November 13th | 12:45 pm to 2:00 pm
Panelists
Co-Sponsored by the New Leaders Initiative/Brower Youth Awards
The Brower Youth Awards, named after the late, legendary environmental giant, David Brower, are one of the most prestigious prizes for youth activists, and we at Bioneers are delighted to be able to highlight the work of this year’s cohort of winners, an exceptional array of young mobilizers, organizers and paradigm-shifting leaders, who will discuss their activist trajectories, the challenges they face, and their aspirations for the future. Hosted/moderated by: Mackenzie Feldman, founder/Executive Director, Herbicide Free Campus. With: Sonja Michaluk, 18-year old NJ-based young scientist and citizen science activist, founder of the Conservation Communities Initiative, which encourages people to monitor and protect their local aquatic habitats; Peter Pham, 22, San Jose, CA-based environmental and transit justice activist with Turnout4Transit; David Baldwin, 18, Fort Lauderdale-based invasive plant researcher and activist with Everglades Restoration Ambassadors; Artemisio Romero y Carver, an 18-year old, Santa-Fe, NM-based artist, poet and organizer, co-founder of Youth United for Climate Crisis Action (YUCCA) (who was also Santa Fe’s 2020 Youth Poet Laureate!).

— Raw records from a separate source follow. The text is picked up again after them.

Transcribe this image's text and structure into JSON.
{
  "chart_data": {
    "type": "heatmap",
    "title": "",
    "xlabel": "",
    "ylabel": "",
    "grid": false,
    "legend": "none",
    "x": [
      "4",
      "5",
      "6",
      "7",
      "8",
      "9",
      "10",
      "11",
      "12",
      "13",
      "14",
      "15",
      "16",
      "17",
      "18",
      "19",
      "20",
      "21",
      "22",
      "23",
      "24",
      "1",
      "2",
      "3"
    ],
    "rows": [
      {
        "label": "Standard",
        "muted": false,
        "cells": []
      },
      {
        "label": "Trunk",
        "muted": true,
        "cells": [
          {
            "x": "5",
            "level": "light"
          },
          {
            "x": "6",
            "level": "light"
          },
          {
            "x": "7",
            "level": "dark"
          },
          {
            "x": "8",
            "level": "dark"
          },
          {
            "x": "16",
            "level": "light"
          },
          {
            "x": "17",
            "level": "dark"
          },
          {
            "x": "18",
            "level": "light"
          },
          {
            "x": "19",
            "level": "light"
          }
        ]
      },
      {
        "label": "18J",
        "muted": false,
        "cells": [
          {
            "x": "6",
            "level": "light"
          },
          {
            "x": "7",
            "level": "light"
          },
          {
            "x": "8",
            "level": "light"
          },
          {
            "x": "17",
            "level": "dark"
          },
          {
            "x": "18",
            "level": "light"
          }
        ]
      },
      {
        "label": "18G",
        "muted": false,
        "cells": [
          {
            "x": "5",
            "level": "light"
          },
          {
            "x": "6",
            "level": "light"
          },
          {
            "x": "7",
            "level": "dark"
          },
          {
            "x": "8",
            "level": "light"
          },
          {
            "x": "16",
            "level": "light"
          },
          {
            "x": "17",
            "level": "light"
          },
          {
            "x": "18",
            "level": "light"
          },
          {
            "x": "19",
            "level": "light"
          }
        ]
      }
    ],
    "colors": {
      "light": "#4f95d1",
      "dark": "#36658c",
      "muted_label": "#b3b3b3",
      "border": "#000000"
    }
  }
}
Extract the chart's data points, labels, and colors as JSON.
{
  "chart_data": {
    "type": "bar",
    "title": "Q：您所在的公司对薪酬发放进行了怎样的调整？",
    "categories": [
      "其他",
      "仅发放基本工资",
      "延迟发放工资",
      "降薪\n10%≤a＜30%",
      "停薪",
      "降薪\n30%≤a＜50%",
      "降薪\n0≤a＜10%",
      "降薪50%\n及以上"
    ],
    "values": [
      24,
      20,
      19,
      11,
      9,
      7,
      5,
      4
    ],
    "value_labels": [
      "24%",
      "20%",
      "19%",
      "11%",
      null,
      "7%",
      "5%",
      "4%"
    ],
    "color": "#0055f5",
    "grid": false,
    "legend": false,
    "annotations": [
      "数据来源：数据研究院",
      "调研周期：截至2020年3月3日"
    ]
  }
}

November 13th | 12:45 pm to 2:00 pm
Panelists
To understand how we steward the land appropriately in harmony with nature and natural forces, it is necessary to understand our relationship to the primal elements and their relationship to each other. Join a discussion that will bridge ecological science, permaculture and Traditional Ecological Knowledge and how they are applied to land management in ways that nurture ecosystem resilience and regeneration. With Permaculturist Penny Livingston; water protector and permaculturist Carmen Gonzales (Diné); and Bill Tripp (Karuk Tribe), Deputy Director of Eco-Cultural Revitalization for the Karuk Tribe. Hosted by Bioneers’ Restorative Food Systems Director Arty Mangan.